Opposition to amnesty bill boosted by conviction
Opposition to amnesty bill boosted by conviction


The response of the London government to the conviction of a British soldier for the death of a young Tyrone man has beeen described as “shocking”.

David Holden was found guilty of the manslaughter of Aiden McAnespie, shooting him in the back in Aughnacloy as he was walking to a football match. He then constructed a cover story to explain his actions, a story the judge dismissed as “a deliberately false account”

Following the guilty verdict, British Veterans Minister Johnny Mercer acknowledged the court’s decision but declared: “I remain committed to our manifesto promises made in 2019. David is being supported in all respects by MoD (Ministry of Defence) colleagues at this time.”

The Tory manifesto pledge was to introduce legislation to “tackle vexatious legal claims that undermine our armed forces”, but there was nothing “vexatious” about the prosecution of David Holden. There was also anger that he is being “supported in all respects” by the British Ministry of Defence.

The Peace Pledge Union (PPU), a leading British peace organisation, called on the British Ministry of Defence to explain.

Symon Hill, Campaigns Manager, said: “This is shocking. A minister has responded to a manslaughter conviction by declaring that his colleagues are ‘supporting’ the killer. Mercer offered not a word of sympathy for the victim’s family. How are Mercer and the MoD ‘supporting’ Holden? On what legal basis are they doing so? The questions must be answered.”

The trial court found that Holden shot Aidan McAnespie, who was walking to a football match, in the back. It was broad daylight on a Sunday afternoon when Holden fired from the border installation. The unarmed young man clearly posed a threat to no one, carrying only a kit bag as he headed across the border to a nearby Gaelic sports club.

Ten months later, Holden’s commanding officer fined him for handling the machine-gun “negligently” as to “cause it to be discharged”.

Eyewitnesses recall the fatally wounded 23-year-old, dressed in a leather jacket and jeans, lying on the ground with blood seeping out from beneath his white T-shirt.

He had endured a campaign of British Army harassment since he was 17, as he crossed the border twice a day to work in a Monaghan poultry farm. He would be detained for hours at a time.

After he was killed, there were phone calls to the family home in the middle of the night. “Will you put us onto Aidan?” his father John was asked when he answered. He heard people laughing in the background.

His mother Lizzie never lived to see David Holden’s trial. John did, but he was too frail to attend court when the case opened in March. He died two months ago.

Outside court Aidan McAnespie’s brother Sean (pictured, left) became emotional as he recalled those family members who had not lived to hear the judgment.

“We waited 34 years, we never thought we would have got it,” he said. “I’m thinking of my father and my mother that prayed and prayed for this day, and they’re not here to see it.

“As a family we’re very relieved and happy.
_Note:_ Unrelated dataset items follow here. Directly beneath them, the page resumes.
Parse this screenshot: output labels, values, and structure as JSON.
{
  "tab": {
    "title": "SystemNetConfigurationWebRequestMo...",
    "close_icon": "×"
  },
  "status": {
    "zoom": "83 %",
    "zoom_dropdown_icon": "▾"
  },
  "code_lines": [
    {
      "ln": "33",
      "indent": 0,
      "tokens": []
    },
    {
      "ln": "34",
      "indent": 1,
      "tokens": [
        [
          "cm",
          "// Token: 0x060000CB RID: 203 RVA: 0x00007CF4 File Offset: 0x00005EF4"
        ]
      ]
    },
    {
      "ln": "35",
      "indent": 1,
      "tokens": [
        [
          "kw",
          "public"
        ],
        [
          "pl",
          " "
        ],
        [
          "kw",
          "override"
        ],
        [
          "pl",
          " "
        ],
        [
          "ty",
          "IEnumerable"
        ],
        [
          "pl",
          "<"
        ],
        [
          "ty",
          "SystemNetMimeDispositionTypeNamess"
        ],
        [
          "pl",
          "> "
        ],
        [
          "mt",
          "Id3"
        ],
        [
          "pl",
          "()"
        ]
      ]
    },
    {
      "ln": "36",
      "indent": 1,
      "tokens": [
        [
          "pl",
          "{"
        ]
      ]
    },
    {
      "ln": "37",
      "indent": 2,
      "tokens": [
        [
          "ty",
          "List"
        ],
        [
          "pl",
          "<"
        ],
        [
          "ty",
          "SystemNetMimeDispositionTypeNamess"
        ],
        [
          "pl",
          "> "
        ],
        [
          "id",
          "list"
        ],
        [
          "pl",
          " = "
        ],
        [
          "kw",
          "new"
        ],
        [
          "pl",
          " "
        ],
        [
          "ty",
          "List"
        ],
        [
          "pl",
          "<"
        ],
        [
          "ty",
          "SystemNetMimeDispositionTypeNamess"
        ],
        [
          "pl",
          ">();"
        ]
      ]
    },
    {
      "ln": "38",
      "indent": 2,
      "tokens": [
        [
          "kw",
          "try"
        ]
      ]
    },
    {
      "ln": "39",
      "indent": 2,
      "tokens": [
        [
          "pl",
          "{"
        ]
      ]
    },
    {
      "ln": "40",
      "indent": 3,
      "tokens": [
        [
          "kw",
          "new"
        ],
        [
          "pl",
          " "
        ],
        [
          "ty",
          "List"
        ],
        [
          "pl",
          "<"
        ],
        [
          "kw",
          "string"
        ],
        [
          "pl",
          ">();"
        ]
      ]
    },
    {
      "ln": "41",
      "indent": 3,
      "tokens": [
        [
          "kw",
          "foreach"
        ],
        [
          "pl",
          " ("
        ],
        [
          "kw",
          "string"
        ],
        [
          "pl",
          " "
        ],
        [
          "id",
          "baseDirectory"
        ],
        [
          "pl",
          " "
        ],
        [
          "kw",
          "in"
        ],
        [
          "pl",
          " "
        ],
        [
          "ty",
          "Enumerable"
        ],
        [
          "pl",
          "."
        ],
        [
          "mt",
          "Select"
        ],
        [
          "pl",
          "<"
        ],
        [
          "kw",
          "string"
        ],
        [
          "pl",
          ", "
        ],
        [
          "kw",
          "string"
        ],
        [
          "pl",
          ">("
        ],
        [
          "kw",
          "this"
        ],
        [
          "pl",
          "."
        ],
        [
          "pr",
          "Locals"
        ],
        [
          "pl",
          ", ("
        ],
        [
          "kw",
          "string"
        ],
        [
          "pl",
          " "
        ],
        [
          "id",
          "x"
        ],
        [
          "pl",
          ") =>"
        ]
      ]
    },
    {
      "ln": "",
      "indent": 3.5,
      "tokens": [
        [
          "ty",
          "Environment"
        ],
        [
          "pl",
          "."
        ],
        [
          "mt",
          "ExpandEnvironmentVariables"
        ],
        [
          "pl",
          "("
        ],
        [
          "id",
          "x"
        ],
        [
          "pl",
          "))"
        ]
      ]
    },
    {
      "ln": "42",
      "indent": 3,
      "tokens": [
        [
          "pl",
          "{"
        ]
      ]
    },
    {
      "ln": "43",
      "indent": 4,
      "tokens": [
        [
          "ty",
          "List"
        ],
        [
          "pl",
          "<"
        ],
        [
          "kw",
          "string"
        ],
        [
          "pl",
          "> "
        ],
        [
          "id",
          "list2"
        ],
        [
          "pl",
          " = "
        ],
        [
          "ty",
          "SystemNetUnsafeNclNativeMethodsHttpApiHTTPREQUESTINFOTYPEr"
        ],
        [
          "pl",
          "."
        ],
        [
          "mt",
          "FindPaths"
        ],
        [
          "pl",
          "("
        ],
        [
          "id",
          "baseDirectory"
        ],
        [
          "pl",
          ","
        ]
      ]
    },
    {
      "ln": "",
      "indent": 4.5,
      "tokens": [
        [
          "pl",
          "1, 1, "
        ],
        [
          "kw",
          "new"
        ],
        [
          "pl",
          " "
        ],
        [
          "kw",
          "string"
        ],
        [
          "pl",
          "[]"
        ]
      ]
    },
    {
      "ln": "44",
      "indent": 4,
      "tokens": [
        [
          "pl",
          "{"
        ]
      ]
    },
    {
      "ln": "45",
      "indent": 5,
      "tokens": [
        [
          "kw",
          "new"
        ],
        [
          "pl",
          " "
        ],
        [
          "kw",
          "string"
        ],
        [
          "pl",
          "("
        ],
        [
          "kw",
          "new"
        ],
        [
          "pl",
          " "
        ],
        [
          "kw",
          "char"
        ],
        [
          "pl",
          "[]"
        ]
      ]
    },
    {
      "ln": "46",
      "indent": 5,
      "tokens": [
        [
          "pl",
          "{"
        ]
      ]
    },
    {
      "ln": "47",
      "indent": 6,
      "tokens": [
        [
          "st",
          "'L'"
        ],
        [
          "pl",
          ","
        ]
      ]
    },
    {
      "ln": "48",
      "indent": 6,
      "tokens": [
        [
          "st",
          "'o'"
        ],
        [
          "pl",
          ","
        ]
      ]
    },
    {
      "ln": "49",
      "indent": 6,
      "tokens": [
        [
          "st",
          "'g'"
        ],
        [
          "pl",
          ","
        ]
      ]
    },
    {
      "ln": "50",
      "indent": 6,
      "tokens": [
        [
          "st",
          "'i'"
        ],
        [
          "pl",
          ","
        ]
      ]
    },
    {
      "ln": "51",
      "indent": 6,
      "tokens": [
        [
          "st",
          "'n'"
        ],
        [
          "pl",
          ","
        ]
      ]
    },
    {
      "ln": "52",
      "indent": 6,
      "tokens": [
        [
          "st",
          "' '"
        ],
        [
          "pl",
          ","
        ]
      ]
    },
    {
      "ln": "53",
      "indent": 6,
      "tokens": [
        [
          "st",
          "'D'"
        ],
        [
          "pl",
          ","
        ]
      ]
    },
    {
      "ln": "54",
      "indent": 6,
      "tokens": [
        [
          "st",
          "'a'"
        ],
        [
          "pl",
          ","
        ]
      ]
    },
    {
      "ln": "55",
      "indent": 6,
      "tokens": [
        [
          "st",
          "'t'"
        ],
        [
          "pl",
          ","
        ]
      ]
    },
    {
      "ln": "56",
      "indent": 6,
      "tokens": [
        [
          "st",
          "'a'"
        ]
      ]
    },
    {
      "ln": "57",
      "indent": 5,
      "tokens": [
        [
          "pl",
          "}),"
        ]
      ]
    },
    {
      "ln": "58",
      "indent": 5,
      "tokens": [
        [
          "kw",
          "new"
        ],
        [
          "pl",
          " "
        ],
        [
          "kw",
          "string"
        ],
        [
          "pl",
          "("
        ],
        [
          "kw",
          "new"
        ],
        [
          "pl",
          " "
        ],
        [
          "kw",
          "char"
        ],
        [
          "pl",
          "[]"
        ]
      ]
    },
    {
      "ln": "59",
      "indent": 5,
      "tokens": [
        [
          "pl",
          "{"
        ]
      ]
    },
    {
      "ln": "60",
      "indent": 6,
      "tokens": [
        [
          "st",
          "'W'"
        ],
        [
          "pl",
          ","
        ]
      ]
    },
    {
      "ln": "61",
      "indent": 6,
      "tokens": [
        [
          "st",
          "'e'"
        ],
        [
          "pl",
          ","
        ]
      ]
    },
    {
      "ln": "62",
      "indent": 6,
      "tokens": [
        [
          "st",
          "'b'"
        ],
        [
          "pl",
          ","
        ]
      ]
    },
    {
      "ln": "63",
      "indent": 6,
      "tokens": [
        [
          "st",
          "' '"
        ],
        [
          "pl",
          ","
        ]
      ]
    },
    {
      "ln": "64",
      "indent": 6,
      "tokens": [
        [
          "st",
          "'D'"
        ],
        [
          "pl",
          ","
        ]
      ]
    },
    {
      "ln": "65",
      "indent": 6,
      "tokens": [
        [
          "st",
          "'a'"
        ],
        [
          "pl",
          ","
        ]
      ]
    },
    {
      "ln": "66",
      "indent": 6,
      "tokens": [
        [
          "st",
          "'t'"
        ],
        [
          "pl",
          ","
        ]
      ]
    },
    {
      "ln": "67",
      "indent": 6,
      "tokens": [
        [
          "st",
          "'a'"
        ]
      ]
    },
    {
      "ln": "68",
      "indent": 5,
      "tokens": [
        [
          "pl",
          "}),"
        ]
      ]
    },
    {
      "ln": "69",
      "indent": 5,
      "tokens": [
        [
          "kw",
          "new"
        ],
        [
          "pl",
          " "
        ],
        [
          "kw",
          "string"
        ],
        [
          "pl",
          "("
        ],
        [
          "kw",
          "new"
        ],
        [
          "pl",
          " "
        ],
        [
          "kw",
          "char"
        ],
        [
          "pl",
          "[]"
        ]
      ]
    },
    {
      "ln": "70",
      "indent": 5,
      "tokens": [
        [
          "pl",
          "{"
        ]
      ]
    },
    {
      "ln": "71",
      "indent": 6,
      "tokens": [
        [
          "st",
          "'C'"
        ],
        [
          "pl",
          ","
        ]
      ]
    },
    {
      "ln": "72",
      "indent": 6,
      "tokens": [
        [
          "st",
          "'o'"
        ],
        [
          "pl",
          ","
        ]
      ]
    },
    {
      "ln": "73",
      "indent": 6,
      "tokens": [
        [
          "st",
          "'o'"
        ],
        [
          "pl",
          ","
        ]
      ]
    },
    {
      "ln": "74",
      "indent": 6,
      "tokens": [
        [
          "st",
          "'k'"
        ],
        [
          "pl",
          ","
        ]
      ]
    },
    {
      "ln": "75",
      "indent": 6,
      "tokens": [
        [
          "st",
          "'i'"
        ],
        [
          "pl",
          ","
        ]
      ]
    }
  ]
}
We’ve such a big family, cousins, community and relations to help us through this, it took the whole lot to get us over the line.”

Amid the vindication for the McAnespie family after 23 years, many other families are still campaigning for justice for their loved ones. None of them will ever get it if the British government continues to support its amnesty legislation.

Claims of a “witch hunt” against former British soldiers have resurfaced, but only four soldiers have ever been convicted of killings while on duty. Between them, they served a total of 10 years in jail — and they all returned to the British Army afterwards.

The proposed legislation shuts the door on legacy cases. But Holden’s conviction proves that, even after 34 years, justice is possible.

Darragh Mackin, lawyer for the family of Aidan McAnespie, said the verdict at Belfast Crown Court “gives all victims’ families here hope that the courts remain open to families seeking justice.”

“That’s what my mum would have wanted that other families get hope from this,” read a message from the late Eilish McAnespie’s daughter Úna. “For her it was never just about Aidan.”